Cornstarch on surgical gloves is often used as a detackifying agent and a lubricant to facilitate glove donning. During the last century, scientific studies have demonstrated that cornstarch produces tissue injury in literally every part of the body. Because this glove lubricant cannot be removed from the glove, Dr. David Podell, an ophthalmologic surgeon, and his cousin, Howard Podell, a chemical engineer, devised the first powder-free surgical glove that could be donned easily. They coated the inner surface of the surgical glove with a methacrylate polymer lining that was bonded to the natural rubber latex. This special coating acts as a lubricant to facilitate donning with damp, wet, or dry hands. In our earlier experimental studies, we confirmed that these polymer-lined latex gloves could be donned with either wet or dry hands. More recently, the polymer-coated latex gloves were incorporated into a double-glove hole puncture indication system that accurately detected glove holes in the presence of fluid. Because this discovery has been expanded into the development of a non-latex double-glove hole puncture indication system, we have expanded our biomechanical performance studies to examine the glove donning forces of the latex and non-latex glove hole puncture indication systems. The maximum donning forces recorded for the non-latex undergloves were significantly lower than those encountered by the same respective sizes of the latex underglove. The donning forces of the thin Biogel® Super-SensitiveTM outer gloves were remarkably similar to the donning forces of the Biogel® IndicatorTM undergloves.

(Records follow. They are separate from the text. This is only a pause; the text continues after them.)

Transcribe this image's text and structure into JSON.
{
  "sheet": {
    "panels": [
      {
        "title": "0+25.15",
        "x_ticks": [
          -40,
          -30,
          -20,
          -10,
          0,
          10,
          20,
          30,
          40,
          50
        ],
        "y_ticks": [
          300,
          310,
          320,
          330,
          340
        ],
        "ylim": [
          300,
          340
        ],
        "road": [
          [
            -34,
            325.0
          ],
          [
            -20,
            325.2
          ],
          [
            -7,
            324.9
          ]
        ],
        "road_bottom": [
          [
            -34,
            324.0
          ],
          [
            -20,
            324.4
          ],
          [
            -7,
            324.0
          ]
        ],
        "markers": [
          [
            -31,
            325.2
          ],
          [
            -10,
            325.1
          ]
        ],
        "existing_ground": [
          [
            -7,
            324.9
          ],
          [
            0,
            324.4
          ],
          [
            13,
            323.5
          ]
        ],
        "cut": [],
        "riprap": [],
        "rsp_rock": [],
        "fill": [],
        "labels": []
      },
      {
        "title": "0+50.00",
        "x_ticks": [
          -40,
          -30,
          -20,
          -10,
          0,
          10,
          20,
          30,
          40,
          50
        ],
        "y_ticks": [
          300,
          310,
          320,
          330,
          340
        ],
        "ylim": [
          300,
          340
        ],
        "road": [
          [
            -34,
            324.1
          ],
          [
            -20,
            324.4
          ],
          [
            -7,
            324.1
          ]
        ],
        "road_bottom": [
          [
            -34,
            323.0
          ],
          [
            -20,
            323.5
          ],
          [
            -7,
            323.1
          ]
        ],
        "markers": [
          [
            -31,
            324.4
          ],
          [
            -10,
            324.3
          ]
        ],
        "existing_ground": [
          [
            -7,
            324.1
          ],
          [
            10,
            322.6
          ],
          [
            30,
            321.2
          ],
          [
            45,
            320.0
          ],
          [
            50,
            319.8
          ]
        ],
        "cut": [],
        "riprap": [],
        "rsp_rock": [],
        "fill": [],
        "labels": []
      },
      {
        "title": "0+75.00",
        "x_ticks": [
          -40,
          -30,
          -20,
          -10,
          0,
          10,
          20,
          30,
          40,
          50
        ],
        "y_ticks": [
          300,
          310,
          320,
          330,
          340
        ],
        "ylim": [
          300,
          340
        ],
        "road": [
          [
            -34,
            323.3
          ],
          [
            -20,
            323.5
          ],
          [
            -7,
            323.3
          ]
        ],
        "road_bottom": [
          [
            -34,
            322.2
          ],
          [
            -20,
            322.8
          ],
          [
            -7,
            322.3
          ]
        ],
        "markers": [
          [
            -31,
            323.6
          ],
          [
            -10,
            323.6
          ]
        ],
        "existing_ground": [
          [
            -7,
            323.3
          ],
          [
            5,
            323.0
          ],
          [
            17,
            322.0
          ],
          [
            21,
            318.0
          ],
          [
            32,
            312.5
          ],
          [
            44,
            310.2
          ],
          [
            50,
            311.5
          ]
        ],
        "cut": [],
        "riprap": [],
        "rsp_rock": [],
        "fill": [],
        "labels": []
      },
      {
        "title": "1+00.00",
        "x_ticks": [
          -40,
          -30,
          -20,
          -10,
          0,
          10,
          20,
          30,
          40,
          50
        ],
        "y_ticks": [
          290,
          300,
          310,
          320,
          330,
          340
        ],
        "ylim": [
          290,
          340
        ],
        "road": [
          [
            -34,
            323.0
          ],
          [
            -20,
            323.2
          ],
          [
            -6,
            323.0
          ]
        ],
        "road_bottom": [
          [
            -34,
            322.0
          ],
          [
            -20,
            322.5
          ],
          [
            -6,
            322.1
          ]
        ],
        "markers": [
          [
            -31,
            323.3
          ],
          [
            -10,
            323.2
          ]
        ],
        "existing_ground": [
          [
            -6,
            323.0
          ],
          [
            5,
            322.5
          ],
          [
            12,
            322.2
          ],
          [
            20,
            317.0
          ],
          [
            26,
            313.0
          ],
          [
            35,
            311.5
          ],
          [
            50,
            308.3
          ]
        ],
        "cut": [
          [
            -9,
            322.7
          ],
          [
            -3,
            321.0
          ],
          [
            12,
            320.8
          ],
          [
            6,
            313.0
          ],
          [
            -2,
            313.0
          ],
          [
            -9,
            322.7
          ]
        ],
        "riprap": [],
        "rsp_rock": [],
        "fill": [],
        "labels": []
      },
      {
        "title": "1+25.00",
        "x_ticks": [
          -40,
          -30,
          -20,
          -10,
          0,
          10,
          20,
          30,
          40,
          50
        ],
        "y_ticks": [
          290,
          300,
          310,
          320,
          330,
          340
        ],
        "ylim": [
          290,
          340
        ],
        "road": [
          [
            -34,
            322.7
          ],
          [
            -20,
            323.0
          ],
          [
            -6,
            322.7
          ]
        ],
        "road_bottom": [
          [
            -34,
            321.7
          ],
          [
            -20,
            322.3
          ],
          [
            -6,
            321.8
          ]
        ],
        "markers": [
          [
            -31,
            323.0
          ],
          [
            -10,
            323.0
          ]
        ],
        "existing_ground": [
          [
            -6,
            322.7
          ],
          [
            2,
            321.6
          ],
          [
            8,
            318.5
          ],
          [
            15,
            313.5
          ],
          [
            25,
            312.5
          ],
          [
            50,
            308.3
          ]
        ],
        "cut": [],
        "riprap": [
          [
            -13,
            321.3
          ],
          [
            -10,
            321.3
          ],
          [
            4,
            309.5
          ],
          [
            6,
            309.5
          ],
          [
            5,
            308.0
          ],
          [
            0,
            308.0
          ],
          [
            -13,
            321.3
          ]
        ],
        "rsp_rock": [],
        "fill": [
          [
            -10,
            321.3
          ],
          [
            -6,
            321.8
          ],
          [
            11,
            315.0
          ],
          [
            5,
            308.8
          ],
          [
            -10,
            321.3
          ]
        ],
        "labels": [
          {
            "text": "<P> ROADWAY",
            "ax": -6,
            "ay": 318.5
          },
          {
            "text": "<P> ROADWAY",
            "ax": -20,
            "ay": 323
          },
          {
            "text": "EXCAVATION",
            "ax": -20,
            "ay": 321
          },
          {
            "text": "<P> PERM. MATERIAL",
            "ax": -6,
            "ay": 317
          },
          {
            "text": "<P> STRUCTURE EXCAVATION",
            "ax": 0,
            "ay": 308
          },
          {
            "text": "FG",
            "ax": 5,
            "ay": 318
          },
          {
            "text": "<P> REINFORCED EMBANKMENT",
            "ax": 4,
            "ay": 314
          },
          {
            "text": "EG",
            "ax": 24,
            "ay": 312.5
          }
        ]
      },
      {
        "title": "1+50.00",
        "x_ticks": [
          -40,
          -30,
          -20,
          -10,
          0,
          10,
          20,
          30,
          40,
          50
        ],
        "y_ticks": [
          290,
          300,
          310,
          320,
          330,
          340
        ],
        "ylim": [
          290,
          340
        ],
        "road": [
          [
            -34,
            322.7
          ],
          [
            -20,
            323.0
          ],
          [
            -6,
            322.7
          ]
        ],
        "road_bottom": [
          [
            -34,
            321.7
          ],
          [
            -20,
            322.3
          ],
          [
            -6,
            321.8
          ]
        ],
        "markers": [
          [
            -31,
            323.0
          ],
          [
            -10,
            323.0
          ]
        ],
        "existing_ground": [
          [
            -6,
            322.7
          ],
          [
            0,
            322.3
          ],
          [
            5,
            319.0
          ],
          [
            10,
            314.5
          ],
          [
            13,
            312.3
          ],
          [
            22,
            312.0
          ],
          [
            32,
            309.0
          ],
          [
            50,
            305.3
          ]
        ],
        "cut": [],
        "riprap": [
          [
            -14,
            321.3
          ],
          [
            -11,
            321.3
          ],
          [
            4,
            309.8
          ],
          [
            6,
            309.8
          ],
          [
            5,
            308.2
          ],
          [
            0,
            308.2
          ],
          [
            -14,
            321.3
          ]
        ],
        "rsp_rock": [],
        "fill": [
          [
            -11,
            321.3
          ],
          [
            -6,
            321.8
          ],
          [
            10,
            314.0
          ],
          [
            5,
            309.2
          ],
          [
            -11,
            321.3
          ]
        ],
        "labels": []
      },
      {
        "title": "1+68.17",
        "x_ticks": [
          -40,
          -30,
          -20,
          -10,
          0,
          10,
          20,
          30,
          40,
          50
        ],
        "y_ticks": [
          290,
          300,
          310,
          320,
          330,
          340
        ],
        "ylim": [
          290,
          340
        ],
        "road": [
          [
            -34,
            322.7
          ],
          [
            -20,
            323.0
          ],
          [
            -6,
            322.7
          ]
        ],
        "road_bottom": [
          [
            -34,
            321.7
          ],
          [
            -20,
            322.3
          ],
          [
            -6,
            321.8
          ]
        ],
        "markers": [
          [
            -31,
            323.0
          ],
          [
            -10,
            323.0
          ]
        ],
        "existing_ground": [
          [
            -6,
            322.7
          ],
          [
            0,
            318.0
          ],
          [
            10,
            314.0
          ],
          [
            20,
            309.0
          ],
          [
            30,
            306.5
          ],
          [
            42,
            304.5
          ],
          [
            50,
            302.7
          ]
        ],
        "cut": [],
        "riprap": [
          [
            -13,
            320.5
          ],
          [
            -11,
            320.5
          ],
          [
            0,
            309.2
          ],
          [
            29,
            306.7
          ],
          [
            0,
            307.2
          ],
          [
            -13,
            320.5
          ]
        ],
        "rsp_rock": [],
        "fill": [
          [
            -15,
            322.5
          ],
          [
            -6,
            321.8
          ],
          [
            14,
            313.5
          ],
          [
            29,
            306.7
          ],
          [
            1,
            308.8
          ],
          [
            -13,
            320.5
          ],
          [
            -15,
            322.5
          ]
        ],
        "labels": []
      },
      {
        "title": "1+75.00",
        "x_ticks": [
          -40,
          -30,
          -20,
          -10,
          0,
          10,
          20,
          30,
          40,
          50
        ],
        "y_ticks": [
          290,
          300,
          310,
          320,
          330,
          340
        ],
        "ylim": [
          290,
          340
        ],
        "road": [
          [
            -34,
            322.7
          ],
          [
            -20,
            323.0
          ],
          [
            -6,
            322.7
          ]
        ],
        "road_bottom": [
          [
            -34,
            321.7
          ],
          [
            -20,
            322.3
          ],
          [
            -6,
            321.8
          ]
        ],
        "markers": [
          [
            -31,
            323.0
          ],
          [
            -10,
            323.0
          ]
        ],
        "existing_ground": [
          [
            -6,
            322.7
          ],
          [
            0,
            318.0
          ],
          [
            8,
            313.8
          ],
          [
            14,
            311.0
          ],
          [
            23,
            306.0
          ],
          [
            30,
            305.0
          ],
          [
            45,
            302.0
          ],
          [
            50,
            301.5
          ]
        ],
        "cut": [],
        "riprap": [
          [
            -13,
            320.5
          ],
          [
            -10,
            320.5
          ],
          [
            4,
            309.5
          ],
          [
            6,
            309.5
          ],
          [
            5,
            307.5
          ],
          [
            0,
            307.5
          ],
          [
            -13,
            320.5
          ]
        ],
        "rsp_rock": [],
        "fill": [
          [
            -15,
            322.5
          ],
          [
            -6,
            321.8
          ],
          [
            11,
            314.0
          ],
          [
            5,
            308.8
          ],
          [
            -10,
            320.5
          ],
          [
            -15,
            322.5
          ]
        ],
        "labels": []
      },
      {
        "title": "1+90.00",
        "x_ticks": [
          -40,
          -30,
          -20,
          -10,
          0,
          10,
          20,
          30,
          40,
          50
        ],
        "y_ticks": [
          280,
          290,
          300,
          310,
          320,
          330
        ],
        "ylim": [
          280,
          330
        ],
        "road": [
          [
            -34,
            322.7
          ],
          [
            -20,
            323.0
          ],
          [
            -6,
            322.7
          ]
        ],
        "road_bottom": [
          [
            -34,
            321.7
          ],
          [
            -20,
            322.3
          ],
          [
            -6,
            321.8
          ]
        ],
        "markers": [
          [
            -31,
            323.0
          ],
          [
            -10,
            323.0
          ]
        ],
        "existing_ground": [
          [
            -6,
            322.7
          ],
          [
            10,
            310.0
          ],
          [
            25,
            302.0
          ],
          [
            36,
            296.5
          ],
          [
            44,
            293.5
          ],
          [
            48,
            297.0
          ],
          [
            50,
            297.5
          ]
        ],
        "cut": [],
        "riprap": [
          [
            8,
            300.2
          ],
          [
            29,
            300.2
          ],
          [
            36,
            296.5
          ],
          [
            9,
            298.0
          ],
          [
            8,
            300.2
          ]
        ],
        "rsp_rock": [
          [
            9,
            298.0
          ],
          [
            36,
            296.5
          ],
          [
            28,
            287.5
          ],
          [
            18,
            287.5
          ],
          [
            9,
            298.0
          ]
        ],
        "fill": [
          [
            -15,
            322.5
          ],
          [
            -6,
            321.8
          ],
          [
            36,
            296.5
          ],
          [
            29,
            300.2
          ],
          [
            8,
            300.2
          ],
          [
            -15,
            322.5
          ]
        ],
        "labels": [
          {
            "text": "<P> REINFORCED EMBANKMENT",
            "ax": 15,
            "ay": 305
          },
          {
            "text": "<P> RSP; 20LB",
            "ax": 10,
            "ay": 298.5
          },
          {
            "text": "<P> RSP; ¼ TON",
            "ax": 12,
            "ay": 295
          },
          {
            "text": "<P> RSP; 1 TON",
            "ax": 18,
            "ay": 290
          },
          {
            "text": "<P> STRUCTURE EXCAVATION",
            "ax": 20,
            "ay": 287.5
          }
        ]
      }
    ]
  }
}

The thicker Biogel® outer gloves encountered greater donning forces than that noted for the Biogel® Super-SensitiveTM outer gloves. The donning forces recorded for the non-latex outer gloves were remarkably similar to those noted for the latex Biogel® outer gloves. Because the results of this biomechanical performance study demonstrated that the latex and non-latex double-glove hole puncture indication systems can be easily donned by surgeons using relatively low donning forces, this study provides convincing evidence that these double-glove hole puncture indication systems can be used in all surgical procedures.